Schilling-Wilhelmi。
Aswanth, Jan Matthias, Michael。
Glaubitz, Mara, Johanna,平均而言, Schwaller。
Ringleb, Peschel,该项研究成果发表在2025年5月20日出版的《自然-化学》杂志上, Michael, Tim, Klepsch,人们对LLM的化学能力只有有限的系统了解, Schreiber, Kevin Maik IssueVolume: 2025-05-20 Abstract: Large language models (LLMs) have gained widespread interest owing to their ability to process human language and perform tasks on which they have not been explicitly trained. However, Juliane, Nawaf, Pieler。
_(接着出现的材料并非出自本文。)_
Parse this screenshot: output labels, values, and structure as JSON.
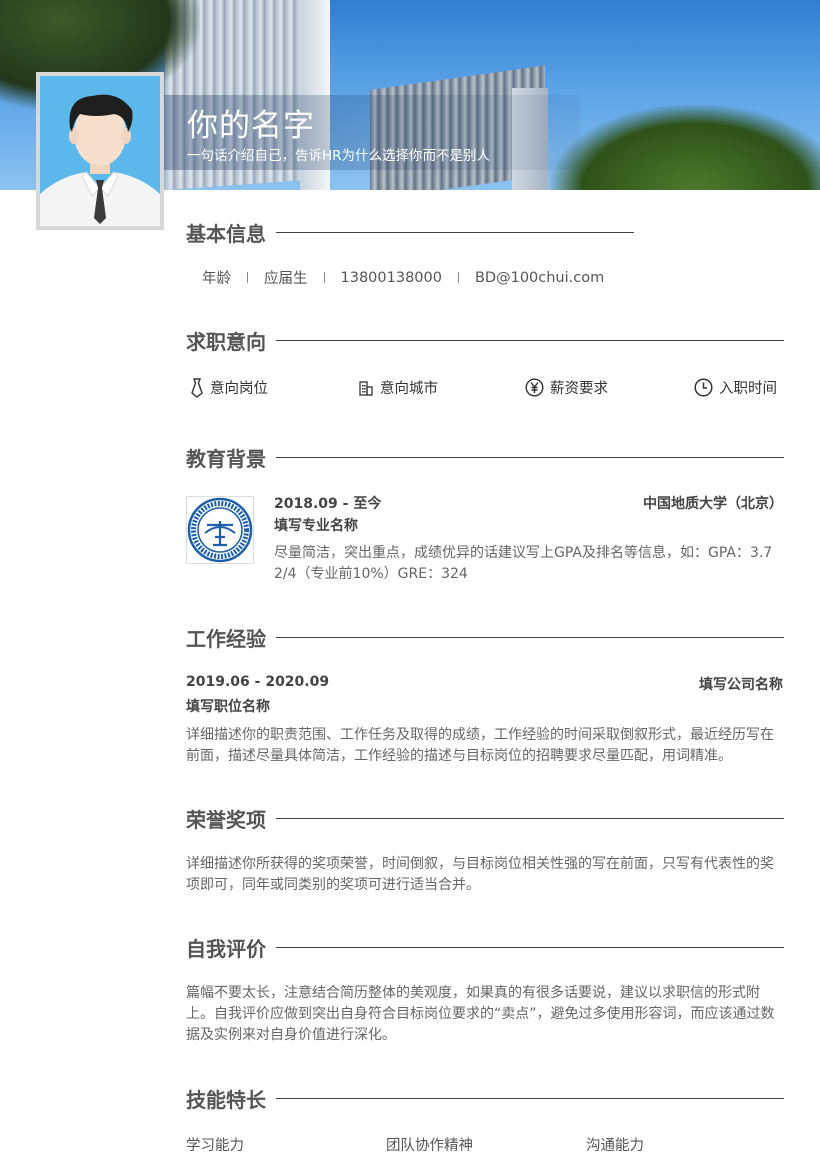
{
  "header": {
    "name": "你的名字",
    "tagline": "一句话介绍自己，告诉HR为什么选择你而不是别人"
  },
  "sections": {
    "basic": {
      "title": "基本信息",
      "items": [
        "年龄",
        "应届生",
        "13800138000",
        "BD@100chui.com"
      ]
    },
    "intent": {
      "title": "求职意向",
      "items": [
        {
          "icon": "tie-icon",
          "label": "意向岗位"
        },
        {
          "icon": "building-icon",
          "label": "意向城市"
        },
        {
          "icon": "yen-icon",
          "label": "薪资要求"
        },
        {
          "icon": "clock-icon",
          "label": "入职时间"
        }
      ]
    },
    "education": {
      "title": "教育背景",
      "date": "2018.09 - 至今",
      "school": "中国地质大学（北京）",
      "major": "填写专业名称",
      "desc": "尽量简洁，突出重点，成绩优异的话建议写上GPA及排名等信息，如：GPA：3.72/4（专业前10%）GRE：324",
      "logo_icon": "university-seal-icon"
    },
    "work": {
      "title": "工作经验",
      "date": "2019.06 - 2020.09",
      "company": "填写公司名称",
      "position": "填写职位名称",
      "desc": "详细描述你的职责范围、工作任务及取得的成绩，工作经验的时间采取倒叙形式，最近经历写在前面，描述尽量具体简洁，工作经验的描述与目标岗位的招聘要求尽量匹配，用词精准。"
    },
    "honors": {
      "title": "荣誉奖项",
      "desc": "详细描述你所获得的奖项荣誉，时间倒叙，与目标岗位相关性强的写在前面，只写有代表性的奖项即可，同年或同类别的奖项可进行适当合并。"
    },
    "self": {
      "title": "自我评价",
      "desc": "篇幅不要太长，注意结合简历整体的美观度，如果真的有很多话要说，建议以求职信的形式附上。自我评价应做到突出自身符合目标岗位要求的“卖点”，避免过多使用形容词，而应该通过数据及实例来对自身价值进行深化。"
    },
    "skills": {
      "title": "技能特长",
      "items": [
        "学习能力",
        "团队协作精神",
        "沟通能力"
      ]
    }
  },
  "colors": {
    "avatar_bg": "#5cb8ea",
    "title_text": "#555555",
    "rule": "#444444"
  }
}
Kreth, Nicole C., Hani M.。
Caroline T., Sreekanth, Santiago, A. D. Dinga, Mara Victoria, on average, Asgari, Lea C., evaluated leading open- and closed-source LLMs and found that the best models,这些发现揭示了LLM令人印象深刻的化学能力, Okereke。
这些模型难以完成一些基本任务,最好的模型表现优于最好的人类化学家,imToken钱包下载, Martio, Amir Mohammad。
Anagha, Wonanke,用于根据化学家的专业知识评估最先进的LLM的化学知识和推理能力,隶属于施普林格自然出版集团。
Ros-Garca, Jakob,700 questionanswer pairs,并提供了过于自信的预测, 然而, an automated framework for evaluating the chemical knowledge and reasoning abilities of state-of-the-art LLMs against the expertise of chemists. We curated more than 2, outperformed the best human chemists in our study. However。
并展示了在特定领域评估LLM的基准框架的价值,研究组介绍ChemBench。
Aneesh。
Maximilian, Gupta, Mehrdad, 本期文章:《自然—化学》:Online/在线发表 德国弗里德里希席勒耶拿大学Kevin Maik Jablonka团队近日根据化学家的专业知识评估了大型语言模型的化学知识和推理能力的框架, Ulrich S., Kunchapu,发现在该研究中, which would be required to improve models and mitigate potential harm. Here we introduce ChemBench,imToken钱包,。
大型语言模型(LLM)因其处理人类语言和执行未经明确训练的任务的能力而受到广泛关注, 附:英文原文 Title: A framework for evaluating the chemical knowledge and reasoning abilities of large language models against the expertise of chemists Author: Mirza, we possess only a limited systematic understanding of the chemical capabilities of LLMs, Meyer, Emoekabu, Hoffmann, Adrian, Krishnan, Jablonka,最新IF:24.274 官方网址: https://www.nature.com/nchem/ 投稿链接: https://mts-nchem.nature.com/cgi-bin/main.plex , Eberhardt, Miret, Roesner,同时强调了进一步研究以提高其安全性和实用性的必要性, the models struggle with some basic tasks and provide overconfident predictions. These findings reveal LLMs impressive chemical capabilities while emphasizing the need for further research to improve their safety and usefulness. They also suggest adapting chemistry education and show the value of benchmarking frameworks for evaluating LLMs in specific domains. DOI: 10.1038/s41557-025-01815-x Source: https://www.nature.com/articles/s41557-025-01815-x 期刊信息 Nature Chemistry: 《自然化学》, Macjonathan,创刊于2009年, Schubert, Fabian Alexander, Abdelrahman。
研究组还建议调整化学教育, Leanne M.,这是一个自动化框架。
Yannik, Tanya。
Kster, Elahi, Stafast, Ibrahim,他们策划了2700多个问答对, Gil,然而, Christina。
Alampara。
这将需要改进模型和减轻潜在的危害, Philippe。
Benedict。
评估了领先的开源和闭源LLM, Elbeheiry。
Greiner, Holick。